Jessica Stern seeks out vicious killers and terrorists. Her unblinking research often involves lengthy sit-downs with some of the world’s most brutal characters to better understand what drives them. Stern, herself a survivor of childhood violence, was surprised to discover that her own trauma gave her an edge in getting extremists to talk to her.
“I am fascinated by the secret motivations of violent men, and I’m good at ferreting them out. When I’m in a frightening situation, I can go into a kind of altered state. I do not feel afraid. I do not get angry. I am interested, a spy.”

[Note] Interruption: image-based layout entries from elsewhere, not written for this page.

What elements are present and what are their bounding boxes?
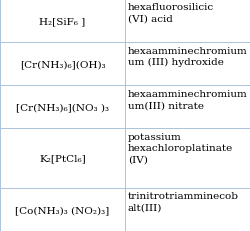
Text: hexaamminechromium
um (III) hydroxide: hexaamminechromium um (III) hydroxide — [128, 46, 247, 67]
Text: [Cr(NH₃)₆](OH)₃: [Cr(NH₃)₆](OH)₃ — [20, 60, 105, 69]
Text: hexafluorosilicic
(VI) acid: hexafluorosilicic (VI) acid — [128, 3, 213, 24]
Text: H₂[SiF₆ ]: H₂[SiF₆ ] — [39, 17, 85, 26]
Text: [Cr(NH₃)₆](NO₃ )₃: [Cr(NH₃)₆](NO₃ )₃ — [16, 103, 108, 112]
Text: K₂[PtCl₆]: K₂[PtCl₆] — [39, 154, 86, 163]
Text: potassium
hexachloroplatinate
(IV): potassium hexachloroplatinate (IV) — [128, 132, 232, 164]
Text: hexaamminechromium
um(III) nitrate: hexaamminechromium um(III) nitrate — [128, 89, 247, 110]
Text: [Co(NH₃)₃ (NO₂)₃]: [Co(NH₃)₃ (NO₂)₃] — [15, 205, 109, 214]
Text: trinitrotriamminecob
alt(III): trinitrotriamminecob alt(III) — [128, 191, 238, 212]
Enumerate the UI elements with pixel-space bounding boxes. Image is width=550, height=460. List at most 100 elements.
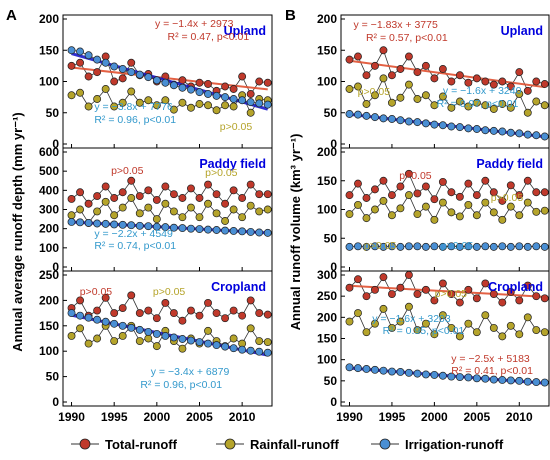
subplot-a-cropland: 0 50 100 150 200 250 1990 1995 2000 2005 2010 Cropl… xyxy=(39,268,273,424)
trend-annotation: y = −2.2x + 4549 xyxy=(94,228,173,240)
irrigation-runoff-point xyxy=(430,120,439,129)
rainfall-runoff-point xyxy=(523,198,532,207)
total-runoff-point xyxy=(481,77,490,86)
irrigation-runoff-point xyxy=(93,219,102,228)
total-runoff-point xyxy=(204,298,212,307)
rainfall-runoff-point xyxy=(413,210,422,219)
total-runoff-point xyxy=(354,179,362,188)
irrigation-runoff-point xyxy=(127,323,136,332)
total-runoff-point xyxy=(246,180,255,189)
irrigation-runoff-point xyxy=(221,342,230,351)
irrigation-runoff-point xyxy=(110,319,119,328)
trend-annotation: p>0.05 xyxy=(435,288,468,300)
total-runoff-point xyxy=(195,78,204,87)
irrigation-runoff-point xyxy=(455,123,464,132)
rainfall-runoff-point xyxy=(472,211,481,220)
total-runoff-point xyxy=(387,290,396,298)
rainfall-runoff-point xyxy=(187,103,195,112)
total-runoff-point xyxy=(345,55,354,64)
rainfall-runoff-point xyxy=(371,205,379,214)
trend-annotation: y = −3.8x + 7776 xyxy=(94,101,173,113)
rainfall-runoff-point xyxy=(523,108,532,117)
irrigation-runoff-point xyxy=(455,373,464,381)
trend-annotation: y = −1.83x + 3775 xyxy=(353,19,438,31)
total-runoff-line xyxy=(71,294,268,322)
irrigation-runoff-point xyxy=(523,130,532,139)
irrigation-runoff-point xyxy=(481,242,490,251)
subplot-title: Upland xyxy=(224,24,266,38)
rainfall-runoff-point xyxy=(447,208,456,217)
y-tick-label: 150 xyxy=(39,43,59,57)
total-runoff-point xyxy=(354,52,362,61)
total-runoff-point xyxy=(93,68,102,77)
irrigation-runoff-point xyxy=(238,96,247,105)
irrigation-runoff-point xyxy=(430,242,439,251)
irrigation-runoff-point xyxy=(379,366,388,375)
y-tick-label: 600 xyxy=(39,145,59,159)
irrigation-runoff-point xyxy=(481,374,490,383)
irrigation-runoff-point xyxy=(421,242,430,251)
total-runoff-point xyxy=(67,61,76,70)
rainfall-runoff-point xyxy=(144,334,153,343)
y-tick-label: 0 xyxy=(52,260,59,274)
total-runoff-point xyxy=(472,294,481,303)
rainfall-runoff-point xyxy=(246,324,255,333)
legend-item-total-runoff: Total-runoff xyxy=(71,437,178,452)
irrigation-runoff-point xyxy=(438,371,447,380)
y-tick-label: 200 xyxy=(39,12,59,26)
irrigation-runoff-point xyxy=(362,111,371,120)
irrigation-runoff-point xyxy=(118,220,127,229)
rainfall-runoff-point xyxy=(84,339,93,348)
rainfall-runoff-point xyxy=(455,97,464,106)
total-runoff-point xyxy=(255,77,264,86)
total-runoff-point xyxy=(144,306,153,315)
rainfall-runoff-point xyxy=(169,105,178,114)
rainfall-runoff-point xyxy=(404,80,413,89)
irrigation-runoff-point xyxy=(387,115,396,123)
irrigation-runoff-point xyxy=(532,131,541,140)
total-runoff-point xyxy=(371,61,379,70)
x-tick-label: 2005 xyxy=(463,410,490,424)
total-runoff-point xyxy=(413,290,422,298)
trend-annotation: p>0.05 xyxy=(364,240,397,252)
rainfall-runoff-point xyxy=(489,323,498,332)
total-runoff-point xyxy=(489,80,498,89)
total-runoff-point xyxy=(498,196,507,205)
rainfall-runoff-point xyxy=(229,102,238,111)
irrigation-runoff-line xyxy=(71,49,268,106)
total-runoff-point xyxy=(110,77,119,86)
total-runoff-point xyxy=(362,292,371,301)
rainfall-runoff-point xyxy=(481,311,490,320)
rainfall-runoff-point xyxy=(178,344,187,353)
total-runoff-point xyxy=(221,82,230,91)
irrigation-runoff-point xyxy=(178,224,187,233)
rainfall-runoff-point xyxy=(464,319,473,328)
rainfall-runoff-point xyxy=(362,100,371,108)
irrigation-runoff-point xyxy=(187,85,195,94)
trend-annotation: R² = 0.74, p<0.01 xyxy=(94,240,176,252)
total-runoff-point xyxy=(195,311,204,320)
total-runoff-trend-line xyxy=(71,66,268,91)
total-runoff-point xyxy=(362,71,371,80)
total-runoff-point xyxy=(413,68,422,77)
total-runoff-point xyxy=(144,186,153,195)
irrigation-runoff-point xyxy=(345,363,354,372)
irrigation-runoff-point xyxy=(540,378,549,387)
y-tick-label: 100 xyxy=(317,203,337,217)
rainfall-runoff-point xyxy=(455,332,464,341)
irrigation-runoff-point xyxy=(523,242,532,251)
rainfall-runoff-point xyxy=(246,108,255,117)
total-runoff-point xyxy=(152,314,161,323)
rainfall-runoff-point xyxy=(438,198,447,207)
total-runoff-point xyxy=(540,294,549,303)
subplot-title: Paddy field xyxy=(476,157,543,171)
total-runoff-point xyxy=(204,80,212,88)
total-runoff-point xyxy=(413,189,422,198)
rainfall-runoff-point xyxy=(204,199,212,208)
irrigation-runoff-point xyxy=(135,70,144,79)
rainfall-runoff-point xyxy=(93,207,102,216)
y-tick-label: 100 xyxy=(39,241,59,255)
rainfall-runoff-point xyxy=(101,85,110,93)
irrigation-runoff-point xyxy=(413,369,422,378)
irrigation-runoff-point xyxy=(229,95,238,103)
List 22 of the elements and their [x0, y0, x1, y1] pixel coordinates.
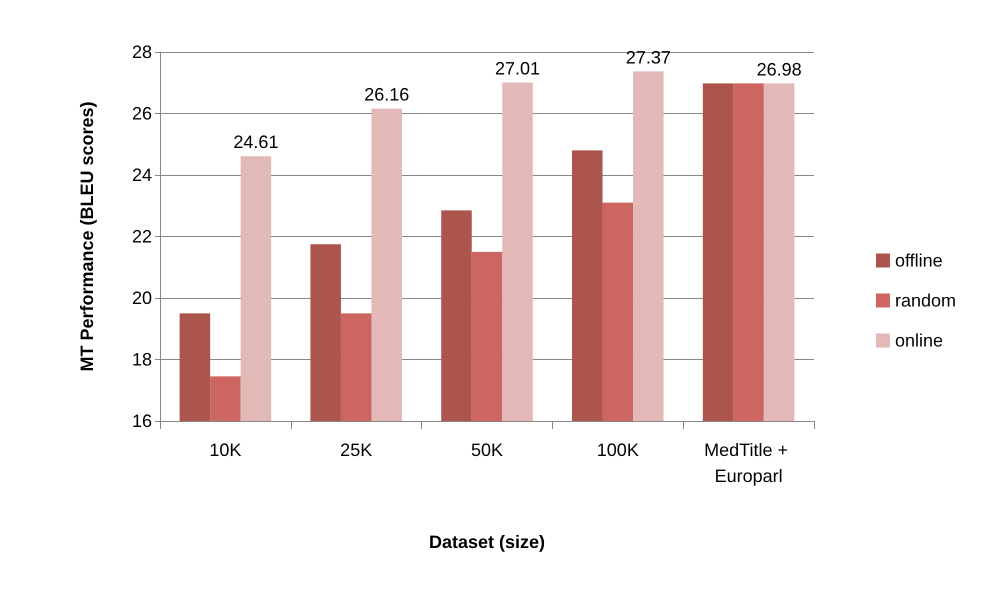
x-tick-label: 25K [340, 440, 372, 460]
data-label: 26.98 [756, 59, 802, 80]
legend-label: random [894, 290, 956, 310]
y-tick-label: 28 [132, 42, 152, 62]
y-tick-label: 16 [132, 411, 152, 431]
legend-label: online [894, 330, 944, 350]
data-label: 27.01 [494, 58, 540, 78]
legend-label: offline [894, 250, 943, 270]
y-tick-label: 20 [132, 288, 152, 308]
y-tick-label: 22 [132, 226, 152, 246]
y-tick-label: 18 [132, 350, 152, 370]
y-tick-label: 26 [132, 104, 152, 124]
x-axis-title: Dataset (size) [428, 532, 546, 552]
y-axis-title: MT Performance (BLEU scores) [77, 101, 97, 372]
data-label: 26.16 [364, 84, 410, 105]
x-tick-label: MedTitle + Europarl [704, 440, 794, 486]
data-label: 24.61 [233, 132, 278, 152]
y-tick-label: 24 [132, 165, 152, 185]
data-label: 27.37 [626, 47, 671, 68]
x-tick-label: 10K [209, 440, 242, 460]
x-tick-label: 50K [470, 440, 504, 460]
x-tick-label: 100K [596, 440, 639, 460]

Last year, the terrorism expert joined the Frederick S. Pardee School of Global Studies as a research professor, and the fieldwork for her most recent book, ISIS: The State of Terror (HarperCollins, 2015), served as the backbone for one of her first courses, Guerrilla Warfare and Terrorism. She has also written on neo-Nazis, anarchists, animal-rights extremists, and white supremacists and has spent several years interviewing Radovan Karadzic, convicted for war crimes in Bosnia. One of Stern’s main focuses is the possible connections between trauma and terror, and she’s been working with a team at Boston Children’s Hospital on the risk factors for violence among Somali-refugee youth.
This past winter, Stern testified before the US Senate’s Homeland Security Committee, urging an expansion of college courses, such as those she’s now teaching at BU, to counter online recruiting propaganda.
“One of the major gaps in our response to ISIS,” she told the senators, “is the lack of investment in developing and disseminating effective counter narratives compelling to the millennial youth who are ISIS’s principal targets for recruitment.”